One man’s shopping center is another man’s treasure

By Jason Pyles
|
3 min read
Placeholder graphic of The UVU Review Logo with it's tagline of "Your voice, your campus, your news."
Placeholder graphic of The UVU Review Logo with it's tagline of "Your voice, your campus, your news." | Graphic by The UVU Review
Mar 31, 2008, 12:00 AM MST |
Last Updated Mar 31, 12:00 AM MST

A buried treasure lies just across the street beneath Wal-Mart’s floor.

OK, not really, but Wal-Mart has Cadbury Mini Eggs on sale, and those are worth their weight in gold. Remember: "When Easter’s gone, they’re gone."

King of California, which was recently released on DVD, monkeys with similar shenanigans. An explorer named Father Torres led a 17th century expedition whose cache of "doubloons" (Spanish gold coins) happens to still be located underneath what is now a Santa Clarita Costco.

At least, so says Charlie (Michael Douglas), who learned of this legend online while living in a mental institution.

Charlie’s independent, 16-year-old daughter, Miranda (Evan Rachel Wood), has little patience for her father’s eccentricity; nevertheless, her narration confides to us, "Parents have this advantage over us: We want to believe in them; and when we don’t believe in them, we just want to be with them."

The charismatic father lures his leery daughter and his old, Jazz-combo buddy, Pepper (Willis Burks II), into his treasure hunt.

At one point, when Charlie unearths some pottery shards believed to belong to the expedition, he tells his daughter, "Put that in your hands, and feel how old that is."

We know from the opening scenes where all this is leading: Inevitably, at some point in the film, the gold diggers will attempt to exhume the loot (which we’re not sure exists) from Costco. Imagine executing a heist like that.

Michael Douglas pulls off insanity almost as well as Jack Nicholson does. See Douglas in Falling Down (1993), where he plays a distraught dad who snaps one day and unleashes his Id upon society’s irritants.

King of California yields a quirky metaphor for how colossal superstores are like geese, sitting upon golden eggs, which are otherwise inaccessible to little guys like us.

By way of contrast, Miranda’s allegiance to her McDonald’s job cannot afford her a dishwasher (the only thing she really wants), while Charlie’s obsession is to swipe the discount leviathan’s "dirty" money. Like most who grow rich from corporations, Charlie hopes to "get in at the ground level."

Meanwhile, product placement and shameless advertising abound. Charlie says of Costco, "This place has everything!"

King of California is an OK comedic caper. It is Mike Cahill’s directorial debut and a promising sign of his potential.

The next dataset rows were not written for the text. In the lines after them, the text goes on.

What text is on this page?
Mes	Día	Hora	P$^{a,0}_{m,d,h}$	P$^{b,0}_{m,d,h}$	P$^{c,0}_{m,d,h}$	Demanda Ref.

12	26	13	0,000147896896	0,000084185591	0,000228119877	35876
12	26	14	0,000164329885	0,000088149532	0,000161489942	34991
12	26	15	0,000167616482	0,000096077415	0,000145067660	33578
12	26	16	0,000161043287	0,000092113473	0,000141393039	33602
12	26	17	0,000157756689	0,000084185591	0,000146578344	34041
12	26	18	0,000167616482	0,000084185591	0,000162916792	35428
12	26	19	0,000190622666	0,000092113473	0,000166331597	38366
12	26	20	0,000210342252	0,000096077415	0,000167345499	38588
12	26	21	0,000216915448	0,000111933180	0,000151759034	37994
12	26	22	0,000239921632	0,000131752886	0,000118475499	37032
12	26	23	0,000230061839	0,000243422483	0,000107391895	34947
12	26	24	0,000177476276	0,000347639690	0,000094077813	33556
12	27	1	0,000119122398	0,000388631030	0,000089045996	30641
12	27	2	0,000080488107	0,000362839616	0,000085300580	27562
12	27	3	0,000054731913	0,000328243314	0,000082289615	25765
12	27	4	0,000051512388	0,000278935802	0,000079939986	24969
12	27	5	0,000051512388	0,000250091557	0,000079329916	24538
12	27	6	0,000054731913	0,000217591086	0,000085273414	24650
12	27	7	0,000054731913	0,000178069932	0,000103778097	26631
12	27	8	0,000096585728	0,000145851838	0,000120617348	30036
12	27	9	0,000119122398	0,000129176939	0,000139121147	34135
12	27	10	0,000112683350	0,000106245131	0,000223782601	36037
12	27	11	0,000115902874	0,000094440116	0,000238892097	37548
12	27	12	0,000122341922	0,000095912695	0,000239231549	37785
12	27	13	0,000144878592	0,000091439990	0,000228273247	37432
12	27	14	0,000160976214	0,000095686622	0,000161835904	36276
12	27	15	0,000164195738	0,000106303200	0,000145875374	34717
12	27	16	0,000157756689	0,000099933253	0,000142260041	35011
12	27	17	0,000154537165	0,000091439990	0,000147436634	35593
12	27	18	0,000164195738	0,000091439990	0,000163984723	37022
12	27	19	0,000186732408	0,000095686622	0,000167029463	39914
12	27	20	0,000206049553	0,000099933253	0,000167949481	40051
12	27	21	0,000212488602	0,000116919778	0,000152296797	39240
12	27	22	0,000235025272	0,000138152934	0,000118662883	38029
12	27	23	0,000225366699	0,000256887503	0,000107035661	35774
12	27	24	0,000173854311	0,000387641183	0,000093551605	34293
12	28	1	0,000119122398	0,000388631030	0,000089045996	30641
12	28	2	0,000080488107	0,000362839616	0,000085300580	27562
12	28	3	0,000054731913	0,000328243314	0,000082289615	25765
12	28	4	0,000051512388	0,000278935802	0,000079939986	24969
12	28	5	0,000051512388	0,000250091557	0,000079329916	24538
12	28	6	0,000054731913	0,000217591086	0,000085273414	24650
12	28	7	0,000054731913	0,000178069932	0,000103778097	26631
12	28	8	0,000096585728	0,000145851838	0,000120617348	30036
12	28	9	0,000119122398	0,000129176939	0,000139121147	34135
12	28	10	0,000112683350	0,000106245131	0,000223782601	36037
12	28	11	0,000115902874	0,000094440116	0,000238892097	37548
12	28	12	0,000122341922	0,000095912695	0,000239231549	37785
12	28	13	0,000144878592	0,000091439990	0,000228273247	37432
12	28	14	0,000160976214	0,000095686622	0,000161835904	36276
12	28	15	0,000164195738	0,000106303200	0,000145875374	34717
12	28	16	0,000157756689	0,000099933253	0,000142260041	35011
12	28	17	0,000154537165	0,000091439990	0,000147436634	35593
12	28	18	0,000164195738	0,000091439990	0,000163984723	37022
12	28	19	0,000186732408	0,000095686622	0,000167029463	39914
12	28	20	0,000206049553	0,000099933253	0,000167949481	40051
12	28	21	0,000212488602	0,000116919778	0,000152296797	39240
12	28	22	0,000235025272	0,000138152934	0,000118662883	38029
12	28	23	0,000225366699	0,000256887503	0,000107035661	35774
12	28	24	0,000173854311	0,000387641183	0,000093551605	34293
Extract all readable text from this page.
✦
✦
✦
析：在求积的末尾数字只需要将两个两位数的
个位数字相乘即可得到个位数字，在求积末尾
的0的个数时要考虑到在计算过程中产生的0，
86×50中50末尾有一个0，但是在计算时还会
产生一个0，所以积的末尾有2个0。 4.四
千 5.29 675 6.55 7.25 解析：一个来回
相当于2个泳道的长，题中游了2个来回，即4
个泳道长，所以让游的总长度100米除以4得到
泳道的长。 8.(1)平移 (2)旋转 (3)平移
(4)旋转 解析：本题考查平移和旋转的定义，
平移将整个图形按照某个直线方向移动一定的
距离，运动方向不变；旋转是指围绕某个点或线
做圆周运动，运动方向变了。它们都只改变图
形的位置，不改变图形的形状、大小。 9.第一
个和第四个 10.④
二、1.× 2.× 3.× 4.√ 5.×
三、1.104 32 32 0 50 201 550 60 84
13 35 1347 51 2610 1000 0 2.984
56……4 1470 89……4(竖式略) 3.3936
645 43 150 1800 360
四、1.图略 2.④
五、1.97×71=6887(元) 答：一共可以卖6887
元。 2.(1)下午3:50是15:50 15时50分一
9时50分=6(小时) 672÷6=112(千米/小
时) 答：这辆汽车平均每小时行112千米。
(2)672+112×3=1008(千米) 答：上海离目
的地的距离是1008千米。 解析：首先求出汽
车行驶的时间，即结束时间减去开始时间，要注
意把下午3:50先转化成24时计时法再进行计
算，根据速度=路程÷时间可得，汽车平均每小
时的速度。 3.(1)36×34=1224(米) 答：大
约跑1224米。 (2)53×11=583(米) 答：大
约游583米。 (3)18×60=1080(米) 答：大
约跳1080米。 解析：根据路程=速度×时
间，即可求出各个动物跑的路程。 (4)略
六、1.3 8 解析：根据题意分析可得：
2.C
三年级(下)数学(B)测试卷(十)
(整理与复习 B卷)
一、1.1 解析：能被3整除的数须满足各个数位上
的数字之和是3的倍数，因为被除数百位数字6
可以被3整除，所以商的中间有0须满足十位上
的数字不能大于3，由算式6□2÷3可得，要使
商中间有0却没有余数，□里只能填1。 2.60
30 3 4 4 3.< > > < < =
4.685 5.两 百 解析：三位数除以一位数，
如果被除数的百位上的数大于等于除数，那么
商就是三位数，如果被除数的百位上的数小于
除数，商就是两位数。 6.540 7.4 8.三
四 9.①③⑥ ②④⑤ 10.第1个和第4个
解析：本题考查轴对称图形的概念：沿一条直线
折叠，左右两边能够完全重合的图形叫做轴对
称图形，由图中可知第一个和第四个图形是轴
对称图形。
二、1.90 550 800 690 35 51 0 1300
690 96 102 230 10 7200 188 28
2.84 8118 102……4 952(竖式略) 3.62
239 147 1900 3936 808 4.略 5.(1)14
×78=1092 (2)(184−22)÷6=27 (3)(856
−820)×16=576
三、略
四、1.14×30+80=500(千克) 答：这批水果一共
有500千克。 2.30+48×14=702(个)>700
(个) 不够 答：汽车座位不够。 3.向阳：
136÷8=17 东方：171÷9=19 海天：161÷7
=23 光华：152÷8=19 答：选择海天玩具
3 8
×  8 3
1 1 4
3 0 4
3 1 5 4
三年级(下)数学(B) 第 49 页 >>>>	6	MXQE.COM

The movie’s PG-13 rating pushes the envelope with three "F-words" (not Fresno), and a benign gathering of middle-age swingers.

UVSC has an actual, semiburied treasure within its walls. Look in the Sorensen Center, across from the bookstore, near Scoops; there sits a brick box, a veritable time capsule, built in 1993 to be opened in 2093, as the inscription reads, "to provide insights into our lives." Too bad we have to wait 85 years for those insights.